The satellite that will provide services in the Philippines is scheduled for launch in 2024. That is the latest exercise in Astranis’ campaign to provide services to underserved communities around the world, with its first small satellite expected to serve “a whole bunch of hundreds of individuals” in Alaska and one other upcoming satellite expected to provide services to 3 million people in Peru.
Astranis will own and operate the satellite, and repair provider Orbits Corp. will buy bandwidth in a long-term cope with local Philippine ISP, HTechCorp. Astranis declined to provide financial details of the deal, but Gedmark stressed that the service was “very low-cost”.
The Philippines is inhabited by over 100 million people, spread over over 7,000 often mountainous islands. This makes broadband “one among their biggest problems to date,” Gedmark said.
Astranis pointed to the recent one third party investigation it’s estimated that providing broadband in the Philippines, also generally known as “closing the digital divide”, will create greater than $100 billion in economic value in the country by the end of this decade.

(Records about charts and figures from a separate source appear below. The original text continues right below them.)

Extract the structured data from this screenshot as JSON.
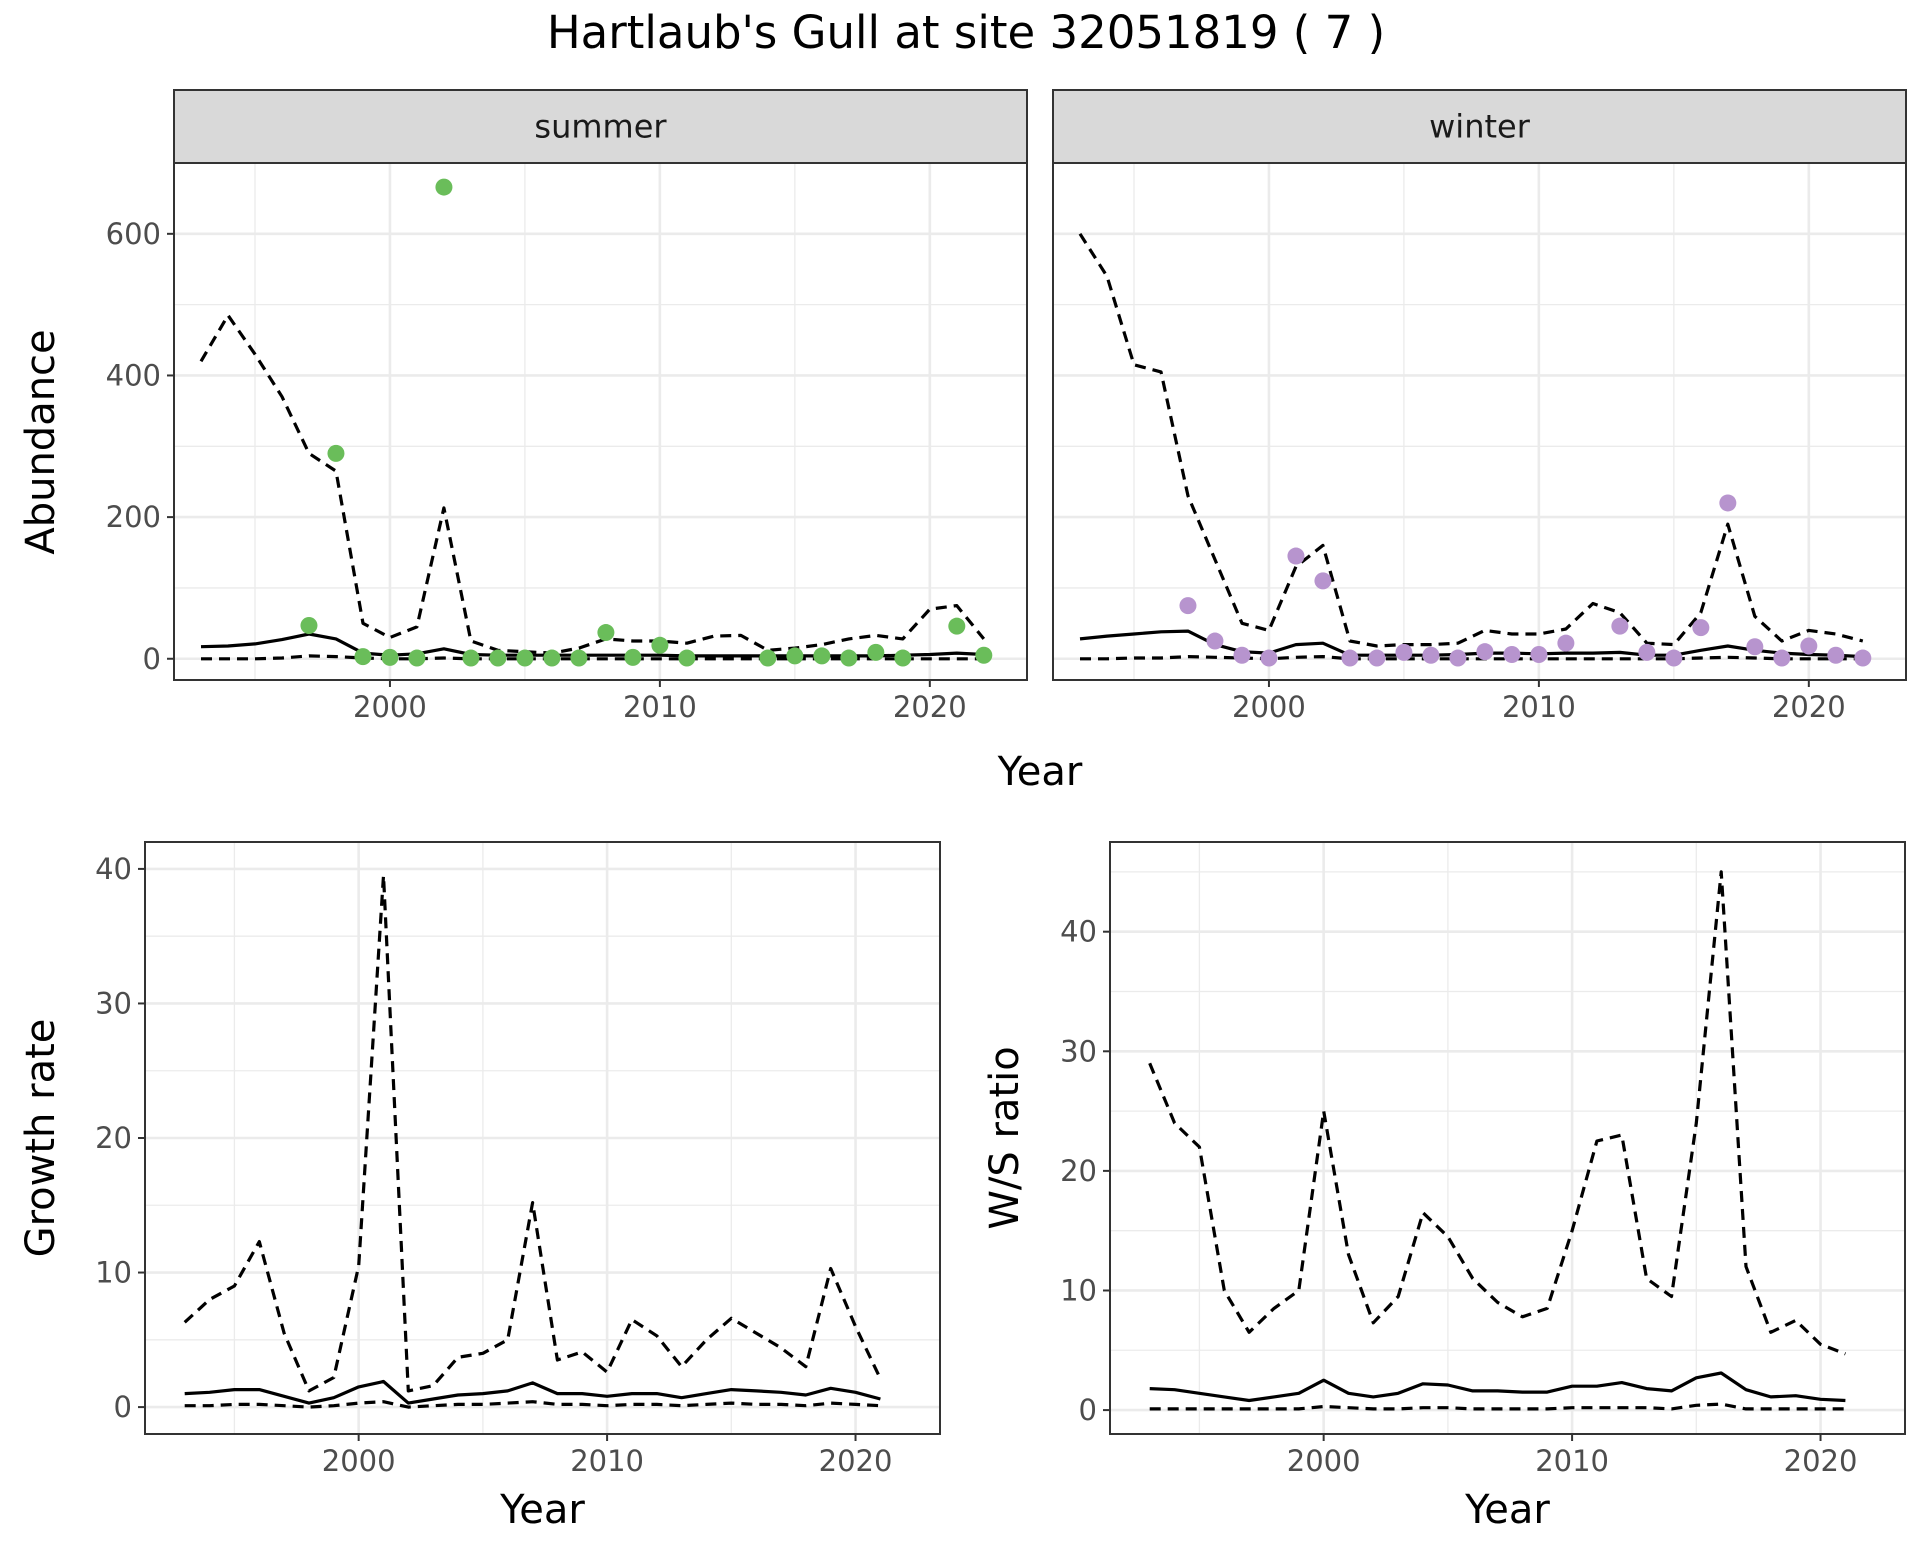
{
  "title": "Hartlaub's Gull at site 32051819 ( 7 )",
  "colors": {
    "summer_points": "#6abd5a",
    "winter_points": "#b794ce",
    "lines": "#000000",
    "strip_fill": "#d9d9d9",
    "grid": "#ebebeb"
  },
  "chart_data": [
    {
      "type": "scatter",
      "facet": "summer",
      "xlabel": "Year",
      "ylabel": "Abundance",
      "xlim": [
        1992,
        2023.6
      ],
      "ylim": [
        -30,
        700
      ],
      "xticks": [
        2000,
        2010,
        2020
      ],
      "yticks": [
        0,
        200,
        400,
        600
      ],
      "grid": true,
      "points": {
        "x": [
          1997,
          1998,
          1999,
          2000,
          2001,
          2002,
          2003,
          2004,
          2005,
          2006,
          2007,
          2008,
          2009,
          2010,
          2011,
          2014,
          2015,
          2016,
          2017,
          2018,
          2019,
          2021,
          2022
        ],
        "y": [
          47,
          290,
          3,
          2,
          1,
          666,
          1,
          1,
          1,
          1,
          1,
          37,
          2,
          19,
          1,
          1,
          4,
          4,
          1,
          9,
          1,
          46,
          5
        ]
      },
      "series": [
        {
          "style": "solid",
          "x": [
            1993,
            1994,
            1995,
            1996,
            1997,
            1998,
            1999,
            2000,
            2001,
            2002,
            2003,
            2004,
            2005,
            2006,
            2007,
            2008,
            2009,
            2010,
            2011,
            2012,
            2013,
            2014,
            2015,
            2016,
            2017,
            2018,
            2019,
            2020,
            2021,
            2022
          ],
          "values": [
            17,
            18,
            21,
            27,
            35,
            28,
            8,
            5,
            7,
            14,
            6,
            5,
            5,
            5,
            5,
            5,
            5,
            5,
            4,
            4,
            4,
            4,
            4,
            4,
            4,
            4,
            5,
            6,
            8,
            6
          ]
        },
        {
          "style": "dashed",
          "x": [
            1993,
            1994,
            1995,
            1996,
            1997,
            1998,
            1999,
            2000,
            2001,
            2002,
            2003,
            2004,
            2005,
            2006,
            2007,
            2008,
            2009,
            2010,
            2011,
            2012,
            2013,
            2014,
            2015,
            2016,
            2017,
            2018,
            2019,
            2020,
            2021,
            2022
          ],
          "values": [
            420,
            485,
            430,
            370,
            290,
            265,
            50,
            30,
            45,
            213,
            25,
            12,
            10,
            8,
            15,
            28,
            25,
            25,
            22,
            32,
            33,
            12,
            15,
            20,
            28,
            33,
            28,
            70,
            75,
            28
          ]
        },
        {
          "style": "dashed",
          "x": [
            1993,
            1994,
            1995,
            1996,
            1997,
            1998,
            1999,
            2000,
            2001,
            2002,
            2003,
            2004,
            2005,
            2006,
            2007,
            2008,
            2009,
            2010,
            2011,
            2012,
            2013,
            2014,
            2015,
            2016,
            2017,
            2018,
            2019,
            2020,
            2021,
            2022
          ],
          "values": [
            0,
            0,
            0,
            1,
            4,
            3,
            1,
            0,
            0,
            1,
            0,
            0,
            0,
            0,
            0,
            0,
            0,
            0,
            0,
            0,
            0,
            0,
            0,
            0,
            0,
            0,
            0,
            0,
            0,
            0
          ]
        }
      ]
    },
    {
      "type": "scatter",
      "facet": "winter",
      "xlabel": "Year",
      "ylabel": "Abundance",
      "xlim": [
        1992,
        2023.6
      ],
      "ylim": [
        -30,
        700
      ],
      "xticks": [
        2000,
        2010,
        2020
      ],
      "yticks": [
        0,
        200,
        400,
        600
      ],
      "grid": true,
      "points": {
        "x": [
          1997,
          1998,
          1999,
          2000,
          2001,
          2002,
          2003,
          2004,
          2005,
          2006,
          2007,
          2008,
          2009,
          2010,
          2011,
          2013,
          2014,
          2015,
          2016,
          2017,
          2018,
          2019,
          2020,
          2021,
          2022
        ],
        "y": [
          75,
          25,
          5,
          1,
          145,
          110,
          1,
          1,
          9,
          5,
          1,
          10,
          6,
          6,
          22,
          46,
          9,
          1,
          44,
          220,
          17,
          1,
          18,
          5,
          1
        ]
      },
      "series": [
        {
          "style": "solid",
          "x": [
            1993,
            1994,
            1995,
            1996,
            1997,
            1998,
            1999,
            2000,
            2001,
            2002,
            2003,
            2004,
            2005,
            2006,
            2007,
            2008,
            2009,
            2010,
            2011,
            2012,
            2013,
            2014,
            2015,
            2016,
            2017,
            2018,
            2019,
            2020,
            2021,
            2022
          ],
          "values": [
            28,
            32,
            35,
            38,
            39,
            20,
            10,
            8,
            20,
            22,
            5,
            5,
            5,
            5,
            6,
            8,
            8,
            7,
            8,
            8,
            9,
            5,
            5,
            12,
            18,
            12,
            8,
            6,
            5,
            3
          ]
        },
        {
          "style": "dashed",
          "x": [
            1993,
            1994,
            1995,
            1996,
            1997,
            1998,
            1999,
            2000,
            2001,
            2002,
            2003,
            2004,
            2005,
            2006,
            2007,
            2008,
            2009,
            2010,
            2011,
            2012,
            2013,
            2014,
            2015,
            2016,
            2017,
            2018,
            2019,
            2020,
            2021,
            2022
          ],
          "values": [
            600,
            540,
            415,
            405,
            230,
            140,
            50,
            40,
            130,
            160,
            25,
            18,
            20,
            20,
            22,
            40,
            35,
            35,
            42,
            78,
            65,
            22,
            20,
            65,
            190,
            60,
            25,
            40,
            35,
            25
          ]
        },
        {
          "style": "dashed",
          "x": [
            1993,
            1994,
            1995,
            1996,
            1997,
            1998,
            1999,
            2000,
            2001,
            2002,
            2003,
            2004,
            2005,
            2006,
            2007,
            2008,
            2009,
            2010,
            2011,
            2012,
            2013,
            2014,
            2015,
            2016,
            2017,
            2018,
            2019,
            2020,
            2021,
            2022
          ],
          "values": [
            0,
            0,
            1,
            1,
            3,
            2,
            1,
            0,
            2,
            3,
            0,
            0,
            0,
            0,
            0,
            0,
            0,
            0,
            0,
            0,
            0,
            0,
            0,
            1,
            2,
            1,
            0,
            0,
            0,
            0
          ]
        }
      ]
    },
    {
      "type": "line",
      "xlabel": "Year",
      "ylabel": "Growth rate",
      "xlim": [
        1991.4,
        2023.4
      ],
      "ylim": [
        -2,
        42
      ],
      "xticks": [
        2000,
        2010,
        2020
      ],
      "yticks": [
        0,
        10,
        20,
        30,
        40
      ],
      "grid": true,
      "series": [
        {
          "style": "solid",
          "x": [
            1993,
            1994,
            1995,
            1996,
            1997,
            1998,
            1999,
            2000,
            2001,
            2002,
            2003,
            2004,
            2005,
            2006,
            2007,
            2008,
            2009,
            2010,
            2011,
            2012,
            2013,
            2014,
            2015,
            2016,
            2017,
            2018,
            2019,
            2020,
            2021
          ],
          "values": [
            1.0,
            1.1,
            1.3,
            1.3,
            0.8,
            0.3,
            0.7,
            1.5,
            1.9,
            0.3,
            0.6,
            0.9,
            1.0,
            1.2,
            1.8,
            1.0,
            1.0,
            0.8,
            1.0,
            1.0,
            0.7,
            1.0,
            1.3,
            1.2,
            1.1,
            0.9,
            1.4,
            1.1,
            0.6
          ]
        },
        {
          "style": "dashed",
          "x": [
            1993,
            1994,
            1995,
            1996,
            1997,
            1998,
            1999,
            2000,
            2001,
            2002,
            2003,
            2004,
            2005,
            2006,
            2007,
            2008,
            2009,
            2010,
            2011,
            2012,
            2013,
            2014,
            2015,
            2016,
            2017,
            2018,
            2019,
            2020,
            2021
          ],
          "values": [
            6.3,
            8.0,
            9.0,
            12.3,
            5.5,
            1.2,
            2.2,
            10.5,
            39.5,
            1.2,
            1.6,
            3.7,
            4.0,
            5.0,
            15.2,
            3.5,
            4.1,
            2.6,
            6.5,
            5.3,
            3.0,
            5.0,
            6.6,
            5.5,
            4.4,
            3.0,
            10.3,
            6.0,
            2.1
          ]
        },
        {
          "style": "dashed",
          "x": [
            1993,
            1994,
            1995,
            1996,
            1997,
            1998,
            1999,
            2000,
            2001,
            2002,
            2003,
            2004,
            2005,
            2006,
            2007,
            2008,
            2009,
            2010,
            2011,
            2012,
            2013,
            2014,
            2015,
            2016,
            2017,
            2018,
            2019,
            2020,
            2021
          ],
          "values": [
            0.1,
            0.1,
            0.2,
            0.2,
            0.1,
            0.0,
            0.1,
            0.3,
            0.4,
            0.0,
            0.1,
            0.2,
            0.2,
            0.3,
            0.4,
            0.2,
            0.2,
            0.1,
            0.2,
            0.2,
            0.1,
            0.2,
            0.3,
            0.2,
            0.2,
            0.1,
            0.3,
            0.2,
            0.1
          ]
        }
      ]
    },
    {
      "type": "line",
      "xlabel": "Year",
      "ylabel": "W/S ratio",
      "xlim": [
        1991.4,
        2023.4
      ],
      "ylim": [
        -2,
        47.5
      ],
      "xticks": [
        2000,
        2010,
        2020
      ],
      "yticks": [
        0,
        10,
        20,
        30,
        40
      ],
      "grid": true,
      "series": [
        {
          "style": "solid",
          "x": [
            1993,
            1994,
            1995,
            1996,
            1997,
            1998,
            1999,
            2000,
            2001,
            2002,
            2003,
            2004,
            2005,
            2006,
            2007,
            2008,
            2009,
            2010,
            2011,
            2012,
            2013,
            2014,
            2015,
            2016,
            2017,
            2018,
            2019,
            2020,
            2021
          ],
          "values": [
            1.8,
            1.7,
            1.4,
            1.1,
            0.8,
            1.1,
            1.4,
            2.5,
            1.4,
            1.1,
            1.4,
            2.2,
            2.1,
            1.6,
            1.6,
            1.5,
            1.5,
            2.0,
            2.0,
            2.3,
            1.8,
            1.6,
            2.7,
            3.1,
            1.7,
            1.1,
            1.2,
            0.9,
            0.8
          ]
        },
        {
          "style": "dashed",
          "x": [
            1993,
            1994,
            1995,
            1996,
            1997,
            1998,
            1999,
            2000,
            2001,
            2002,
            2003,
            2004,
            2005,
            2006,
            2007,
            2008,
            2009,
            2010,
            2011,
            2012,
            2013,
            2014,
            2015,
            2016,
            2017,
            2018,
            2019,
            2020,
            2021
          ],
          "values": [
            29,
            24,
            22,
            10,
            6.5,
            8.5,
            10,
            25,
            13,
            7.3,
            9.5,
            16.5,
            14.5,
            11,
            9,
            7.8,
            8.5,
            15,
            22.5,
            23,
            11,
            9.5,
            24,
            45,
            12,
            6.5,
            7.5,
            5.5,
            4.7
          ]
        },
        {
          "style": "dashed",
          "x": [
            1993,
            1994,
            1995,
            1996,
            1997,
            1998,
            1999,
            2000,
            2001,
            2002,
            2003,
            2004,
            2005,
            2006,
            2007,
            2008,
            2009,
            2010,
            2011,
            2012,
            2013,
            2014,
            2015,
            2016,
            2017,
            2018,
            2019,
            2020,
            2021
          ],
          "values": [
            0.1,
            0.1,
            0.1,
            0.1,
            0.1,
            0.1,
            0.1,
            0.3,
            0.2,
            0.1,
            0.1,
            0.2,
            0.2,
            0.1,
            0.1,
            0.1,
            0.1,
            0.2,
            0.2,
            0.2,
            0.2,
            0.1,
            0.4,
            0.5,
            0.1,
            0.1,
            0.1,
            0.1,
            0.1
          ]
        }
      ]
    }
  ]
}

Join here for the weekly CNBC Investing in Space newsletter.
Astranis launched its first satellite in May. It’s currently preparing to launch two more batches of satellites – which Astranis calls “Block 2” and “Block 3”. Unit 2 will be launched in Q4 it will feature 4 satellites, one among which is for Peru, and Block 3 will be launched in mid-2024. it will contain five satellites, one among which is devoted to the Philippines.
The corporate is one among many next-generation broadband satellite systems under development as firms race to meet the growing global data demand – including SpaceX’s Starlink, UK-owned OneWeb, Amazon Project Kuiper, AST SpaceMobile and others.
But the company’s approach marks a novel way to deliver broadband services from space, Gedmark previously said. The corporate’s dishwasher-sized satellite combines the small size of satellites like Starlink in low Earth orbit with the distant, geosynchronous orbit of traditional players like Viasat.
Geosynchronous orbit, or GEO, is about 22,000 miles from the planet’s surface – a position that permits the spacecraft to stay above a hard and fast location by matching the Earth’s rotation.
Astranis will find a way to “cover the entire Philippines with this one satellite,” noted Gedmark.